Mohammad Hanif On The Media And Baloch Long March: Interviewer: Asif Magsi
so they are peaceful people, they are civilized people, they are dignified people and if Punjab and Islamabad does not respond to this kind of civility, does not respond to this kind of dignity
Mohammad Hanif on the Media and Baloch Long March:
Interviewer: Asif Magsi
Mohammed Hanif’s novel A Case of Exploding Mangoes was longlisted for the Booker prize, shortlisted for the Guardian first book award, Commonwealth literary prize and won Shakti Bhatt first book awards. His new novel Our Lady of Alice Bhatti is published by Jonathan Cape. He works as a special correspondent for BBC Urdu and is based in Karachi.
Asif Magsi: You have written extensively about the issue of missing persons in Balochistan, what made you write on this issue?
: I haven’t written much, I think in total I have written about 08 to 10 pieces, 08 in English and 06 or 07 in Urdu. So, I don’t think it’s a lot. The reason that I decided to write about the Baloch missing persons was that nobody was writing about it in the mainstream media. You might have noticed that this issue has been around for quite a few years, so although sometimes newspapers report statistics, which are issued by human rights organizations… but nobody ever tries to go and talk to the families of missing people, we refuse to give them a human face, we refuse to acknowledge the fact that these kidnappings are being carried out by state agencies. There are lots of missing people in Pukhtoonkhua and Punjab as well but since lot of these cases are happening in Balochistan, Balochistan is considered a remote part of Pakistan not just geographically but in our imagination as well. So, there seems to be this consensus in the media or this unwritten rule that this story should not be reported for various reasons, and I think that’s why I decided this to be very valid story and it should be reported.

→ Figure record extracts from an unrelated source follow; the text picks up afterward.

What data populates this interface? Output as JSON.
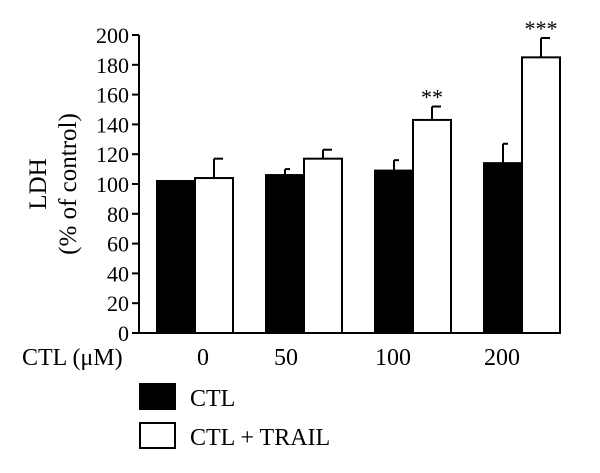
{
  "chart_data": {
    "type": "bar",
    "title": "",
    "ylabel_line1": "LDH",
    "ylabel_line2": "(% of control)",
    "xlabel": "CTL (μM)",
    "categories": [
      "0",
      "50",
      "100",
      "200"
    ],
    "ylim": [
      0,
      200
    ],
    "yticks": [
      0,
      20,
      40,
      60,
      80,
      100,
      120,
      140,
      160,
      180,
      200
    ],
    "grid": false,
    "legend_position": "bottom",
    "series": [
      {
        "name": "CTL",
        "color": "#000000",
        "values": [
          102,
          106,
          109,
          114
        ],
        "errors": [
          0,
          4,
          7,
          13
        ],
        "significance": [
          "",
          "",
          "",
          ""
        ]
      },
      {
        "name": "CTL + TRAIL",
        "color": "#ffffff",
        "values": [
          104,
          117,
          143,
          185
        ],
        "errors": [
          13,
          6,
          9,
          13
        ],
        "significance": [
          "",
          "",
          "**",
          "***"
        ]
      }
    ]
  }
}
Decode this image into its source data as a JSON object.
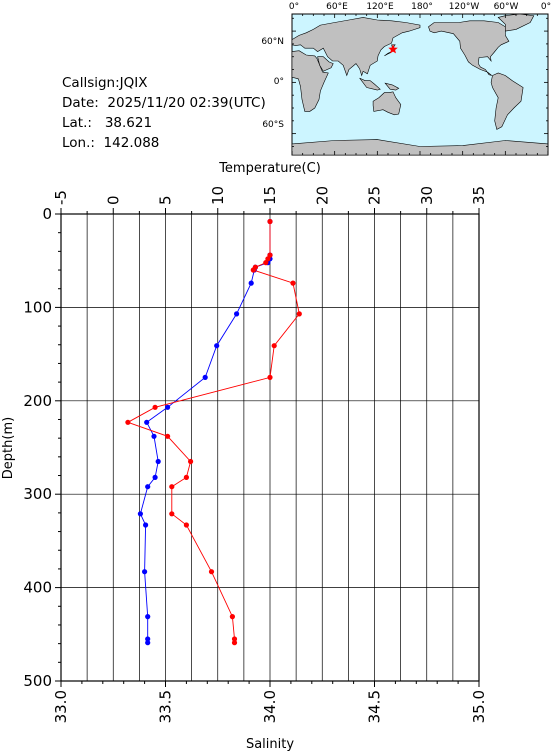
{
  "station": {
    "callsign_label": "Callsign:",
    "callsign": "JQIX",
    "date_label": "Date:",
    "date": "2025/11/20 02:39(UTC)",
    "lat_label": "Lat.:",
    "lat": "38.621",
    "lon_label": "Lon.:",
    "lon": "142.088"
  },
  "map": {
    "top_ticks": [
      "0°",
      "60°E",
      "120°E",
      "180°",
      "120°W",
      "60°W",
      "0°"
    ],
    "left_ticks": [
      "60°N",
      "0°",
      "60°S"
    ],
    "ocean_color": "#ccf5ff",
    "land_color": "#c0c0c0",
    "marker_color": "#ff0000",
    "marker_lon": 142.088,
    "marker_lat": 38.621
  },
  "chart_data": {
    "type": "line",
    "title": "",
    "top_axis_label": "Temperature(C)",
    "bottom_axis_label": "Salinity",
    "left_axis_label": "Depth(m)",
    "temperature_range": [
      -5,
      35
    ],
    "temperature_ticks": [
      "-5",
      "0",
      "5",
      "10",
      "15",
      "20",
      "25",
      "30",
      "35"
    ],
    "salinity_range": [
      33.0,
      35.0
    ],
    "salinity_ticks": [
      "33.0",
      "33.5",
      "34.0",
      "34.5",
      "35.0"
    ],
    "depth_range": [
      0,
      500
    ],
    "depth_ticks": [
      "0",
      "100",
      "200",
      "300",
      "400",
      "500"
    ],
    "grid": true,
    "series": [
      {
        "quantity": "temperature",
        "color": "#0000ff",
        "points": [
          [
            15.0,
            8
          ],
          [
            15.0,
            44
          ],
          [
            15.0,
            48
          ],
          [
            14.8,
            52
          ],
          [
            13.6,
            57
          ],
          [
            13.5,
            60
          ],
          [
            13.2,
            74
          ],
          [
            11.8,
            107
          ],
          [
            9.9,
            141
          ],
          [
            8.8,
            175
          ],
          [
            5.2,
            207
          ],
          [
            3.2,
            223
          ],
          [
            3.9,
            238
          ],
          [
            4.3,
            265
          ],
          [
            4.0,
            282
          ],
          [
            3.3,
            292
          ],
          [
            2.6,
            321
          ],
          [
            3.1,
            333
          ],
          [
            3.0,
            383
          ],
          [
            3.3,
            431
          ],
          [
            3.3,
            455
          ],
          [
            3.3,
            459
          ]
        ]
      },
      {
        "quantity": "salinity",
        "color": "#ff0000",
        "points": [
          [
            34.0,
            8
          ],
          [
            34.0,
            44
          ],
          [
            33.99,
            48
          ],
          [
            33.98,
            52
          ],
          [
            33.93,
            57
          ],
          [
            33.92,
            60
          ],
          [
            34.11,
            74
          ],
          [
            34.14,
            107
          ],
          [
            34.02,
            141
          ],
          [
            34.0,
            175
          ],
          [
            33.45,
            207
          ],
          [
            33.32,
            223
          ],
          [
            33.51,
            238
          ],
          [
            33.62,
            265
          ],
          [
            33.6,
            282
          ],
          [
            33.53,
            292
          ],
          [
            33.53,
            321
          ],
          [
            33.6,
            333
          ],
          [
            33.72,
            383
          ],
          [
            33.82,
            431
          ],
          [
            33.83,
            455
          ],
          [
            33.83,
            459
          ]
        ]
      }
    ]
  }
}
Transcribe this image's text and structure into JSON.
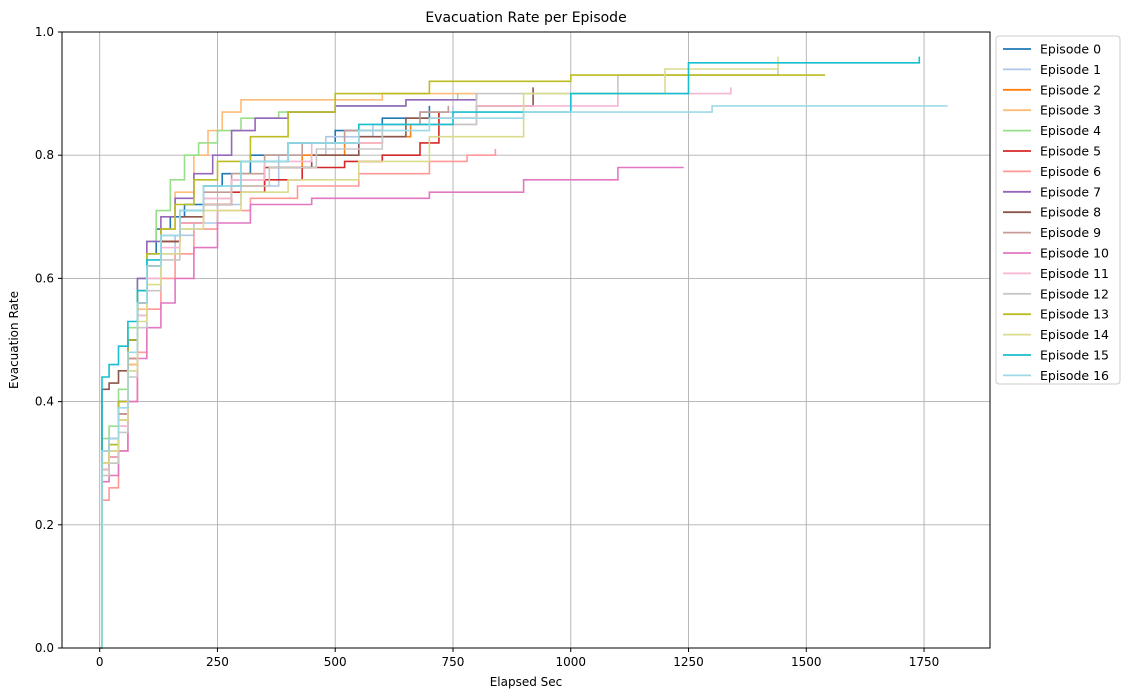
{
  "chart_data": {
    "type": "line",
    "title": "Evacuation Rate per Episode",
    "xlabel": "Elapsed Sec",
    "ylabel": "Evacuation Rate",
    "xlim": [
      -80,
      1890
    ],
    "ylim": [
      0,
      1.0
    ],
    "xticks": [
      0,
      250,
      500,
      750,
      1000,
      1250,
      1500,
      1750
    ],
    "yticks": [
      0.0,
      0.2,
      0.4,
      0.6,
      0.8,
      1.0
    ],
    "xtick_labels": [
      "0",
      "250",
      "500",
      "750",
      "1000",
      "1250",
      "1500",
      "1750"
    ],
    "ytick_labels": [
      "0.0",
      "0.2",
      "0.4",
      "0.6",
      "0.8",
      "1.0"
    ],
    "grid": true,
    "legend_position": "outside-upper-right",
    "series": [
      {
        "name": "Episode 0",
        "color": "#1f77b4",
        "x": [
          0,
          5,
          20,
          40,
          60,
          80,
          100,
          120,
          150,
          180,
          220,
          260,
          320,
          400,
          500,
          600,
          700
        ],
        "y": [
          0.0,
          0.3,
          0.33,
          0.4,
          0.5,
          0.58,
          0.64,
          0.68,
          0.7,
          0.72,
          0.75,
          0.77,
          0.8,
          0.82,
          0.84,
          0.86,
          0.88
        ]
      },
      {
        "name": "Episode 1",
        "color": "#aec7e8",
        "x": [
          0,
          5,
          20,
          40,
          60,
          80,
          100,
          130,
          160,
          200,
          250,
          300,
          380,
          480,
          580,
          680,
          750
        ],
        "y": [
          0.0,
          0.29,
          0.31,
          0.36,
          0.45,
          0.54,
          0.6,
          0.64,
          0.67,
          0.69,
          0.72,
          0.75,
          0.8,
          0.83,
          0.85,
          0.87,
          0.88
        ]
      },
      {
        "name": "Episode 2",
        "color": "#ff7f0e",
        "x": [
          0,
          5,
          20,
          40,
          60,
          80,
          100,
          130,
          170,
          220,
          280,
          350,
          430,
          520,
          600,
          660,
          720
        ],
        "y": [
          0.0,
          0.29,
          0.31,
          0.37,
          0.46,
          0.56,
          0.62,
          0.66,
          0.69,
          0.72,
          0.75,
          0.78,
          0.8,
          0.82,
          0.83,
          0.85,
          0.87
        ]
      },
      {
        "name": "Episode 3",
        "color": "#ffbb78",
        "x": [
          0,
          5,
          20,
          40,
          60,
          80,
          100,
          130,
          160,
          200,
          230,
          260,
          300,
          400,
          600,
          750,
          800
        ],
        "y": [
          0.0,
          0.28,
          0.3,
          0.36,
          0.46,
          0.55,
          0.62,
          0.68,
          0.74,
          0.8,
          0.84,
          0.87,
          0.89,
          0.89,
          0.9,
          0.9,
          0.9
        ]
      },
      {
        "name": "Episode 4",
        "color": "#98df8a",
        "x": [
          0,
          5,
          20,
          40,
          60,
          80,
          100,
          120,
          150,
          180,
          210,
          250,
          300,
          380,
          500,
          650,
          760
        ],
        "y": [
          0.0,
          0.34,
          0.36,
          0.42,
          0.52,
          0.6,
          0.66,
          0.71,
          0.76,
          0.8,
          0.82,
          0.84,
          0.86,
          0.87,
          0.88,
          0.89,
          0.9
        ]
      },
      {
        "name": "Episode 5",
        "color": "#d62728",
        "x": [
          0,
          5,
          20,
          40,
          60,
          80,
          100,
          130,
          170,
          220,
          280,
          350,
          430,
          520,
          600,
          680,
          720
        ],
        "y": [
          0.0,
          0.29,
          0.31,
          0.38,
          0.47,
          0.56,
          0.62,
          0.66,
          0.69,
          0.72,
          0.74,
          0.76,
          0.78,
          0.79,
          0.8,
          0.82,
          0.87
        ]
      },
      {
        "name": "Episode 6",
        "color": "#ff9896",
        "x": [
          0,
          5,
          20,
          40,
          60,
          80,
          100,
          130,
          160,
          200,
          250,
          320,
          420,
          550,
          700,
          780,
          840
        ],
        "y": [
          0.0,
          0.24,
          0.26,
          0.32,
          0.4,
          0.48,
          0.55,
          0.6,
          0.64,
          0.68,
          0.71,
          0.73,
          0.75,
          0.77,
          0.79,
          0.8,
          0.81
        ]
      },
      {
        "name": "Episode 7",
        "color": "#9467bd",
        "x": [
          0,
          5,
          20,
          40,
          60,
          80,
          100,
          130,
          160,
          200,
          240,
          280,
          330,
          400,
          500,
          650,
          800
        ],
        "y": [
          0.0,
          0.32,
          0.34,
          0.4,
          0.5,
          0.6,
          0.66,
          0.7,
          0.73,
          0.77,
          0.8,
          0.84,
          0.86,
          0.87,
          0.88,
          0.89,
          0.9
        ]
      },
      {
        "name": "Episode 8",
        "color": "#8c564b",
        "x": [
          0,
          5,
          20,
          40,
          60,
          80,
          100,
          130,
          170,
          220,
          280,
          350,
          450,
          550,
          650,
          800,
          920
        ],
        "y": [
          0.0,
          0.42,
          0.43,
          0.45,
          0.5,
          0.56,
          0.62,
          0.66,
          0.7,
          0.73,
          0.76,
          0.78,
          0.8,
          0.83,
          0.86,
          0.88,
          0.91
        ]
      },
      {
        "name": "Episode 9",
        "color": "#c49c94",
        "x": [
          0,
          5,
          20,
          40,
          60,
          80,
          100,
          130,
          170,
          220,
          280,
          350,
          430,
          520,
          600,
          680,
          740
        ],
        "y": [
          0.0,
          0.3,
          0.32,
          0.38,
          0.47,
          0.56,
          0.62,
          0.67,
          0.71,
          0.74,
          0.77,
          0.8,
          0.82,
          0.84,
          0.85,
          0.87,
          0.88
        ]
      },
      {
        "name": "Episode 10",
        "color": "#e377c2",
        "x": [
          0,
          5,
          20,
          40,
          60,
          80,
          100,
          130,
          160,
          200,
          250,
          320,
          450,
          700,
          900,
          1100,
          1240
        ],
        "y": [
          0.0,
          0.27,
          0.28,
          0.32,
          0.4,
          0.47,
          0.52,
          0.56,
          0.6,
          0.65,
          0.69,
          0.72,
          0.73,
          0.74,
          0.76,
          0.78,
          0.78
        ]
      },
      {
        "name": "Episode 11",
        "color": "#f7b6d2",
        "x": [
          0,
          5,
          20,
          40,
          60,
          80,
          100,
          130,
          170,
          220,
          280,
          350,
          450,
          600,
          800,
          1100,
          1340
        ],
        "y": [
          0.0,
          0.29,
          0.31,
          0.36,
          0.45,
          0.54,
          0.6,
          0.65,
          0.69,
          0.73,
          0.76,
          0.79,
          0.82,
          0.85,
          0.88,
          0.9,
          0.91
        ]
      },
      {
        "name": "Episode 12",
        "color": "#c7c7c7",
        "x": [
          0,
          5,
          20,
          40,
          60,
          80,
          100,
          130,
          170,
          220,
          280,
          360,
          460,
          600,
          800,
          1100,
          1440
        ],
        "y": [
          0.0,
          0.28,
          0.3,
          0.35,
          0.44,
          0.52,
          0.58,
          0.63,
          0.68,
          0.72,
          0.75,
          0.78,
          0.81,
          0.85,
          0.9,
          0.93,
          0.94
        ]
      },
      {
        "name": "Episode 13",
        "color": "#bcbd22",
        "x": [
          0,
          5,
          20,
          40,
          60,
          80,
          100,
          130,
          160,
          200,
          250,
          320,
          400,
          500,
          700,
          1000,
          1540
        ],
        "y": [
          0.0,
          0.3,
          0.33,
          0.4,
          0.5,
          0.58,
          0.64,
          0.68,
          0.72,
          0.76,
          0.79,
          0.83,
          0.87,
          0.9,
          0.92,
          0.93,
          0.93
        ]
      },
      {
        "name": "Episode 14",
        "color": "#dbdb8d",
        "x": [
          0,
          5,
          20,
          40,
          60,
          80,
          100,
          130,
          170,
          220,
          300,
          400,
          550,
          700,
          900,
          1200,
          1440
        ],
        "y": [
          0.0,
          0.3,
          0.32,
          0.37,
          0.45,
          0.53,
          0.59,
          0.64,
          0.68,
          0.71,
          0.74,
          0.76,
          0.79,
          0.83,
          0.9,
          0.94,
          0.96
        ]
      },
      {
        "name": "Episode 15",
        "color": "#17becf",
        "x": [
          0,
          5,
          20,
          40,
          60,
          80,
          100,
          130,
          170,
          220,
          300,
          400,
          550,
          750,
          1000,
          1250,
          1740
        ],
        "y": [
          0.0,
          0.44,
          0.46,
          0.49,
          0.53,
          0.58,
          0.63,
          0.67,
          0.71,
          0.75,
          0.79,
          0.82,
          0.85,
          0.87,
          0.9,
          0.95,
          0.96
        ]
      },
      {
        "name": "Episode 16",
        "color": "#9edae5",
        "x": [
          0,
          5,
          20,
          40,
          60,
          80,
          100,
          130,
          170,
          220,
          300,
          400,
          550,
          700,
          900,
          1300,
          1800
        ],
        "y": [
          0.0,
          0.32,
          0.34,
          0.39,
          0.48,
          0.56,
          0.62,
          0.67,
          0.71,
          0.75,
          0.79,
          0.82,
          0.84,
          0.86,
          0.87,
          0.88,
          0.88
        ]
      }
    ]
  }
}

Magsi: What are your views on the increasing Talibanization in Balochistan?
: Well I am not an expert on Balochistan so I can’t give you a detailed answer but based on the couple of times I have visited I can say that I have seen the signs of this. I have seen more and more Madrasas in Pashtoon areas and I have also heard stories about some Baloch militants who are allied to sectarian organizations and obviously in the past couple of years we have seen an increase in sectarian violence in Balochistan…especially, in Quetta from which we can conclude that obviously the attacker is not coming from outside Balochistan, and that there are sectarian militants in Balochistan and they have sympathizers there as well so, all I can say is yes!
I have visited only a couple of times but I have noticed these trends and I have talked to people from Balochistan, various areas of Balochistan and they keep reporting about this fact, but having said that this is something happening in Sindh, in the interior Sindh and for a very long time in Punjab so I think it’s a national kind of progression.
Magsi: How do you see the historic long march headed by Mama Qadeer Baloch and Farzana Majeed , will it be of any worth, will it reach Islamabad Press Club and United Nations (U.N.) office in Islamabad?
: Well they are still on their way so we have to see what the reaction is when they enter Punjab. Here when they entered Karachi, I was quite pleasantly surprised how thousands of people had joined them, when they entered suburbs of Karachi, lots and lots of people especially women and young men joined them. So I was very pleasantly surprised, I haven’t seen such a huge Baloch rally in years. Reports also suggest that people are joining them as they travel through Sindh. It has been quiet positive they have been welcomed in every town, every city by Sindhi nationalists, mostly.
I don’t know what will happen when they enter Punjab, because the politics in Punjab is completely different.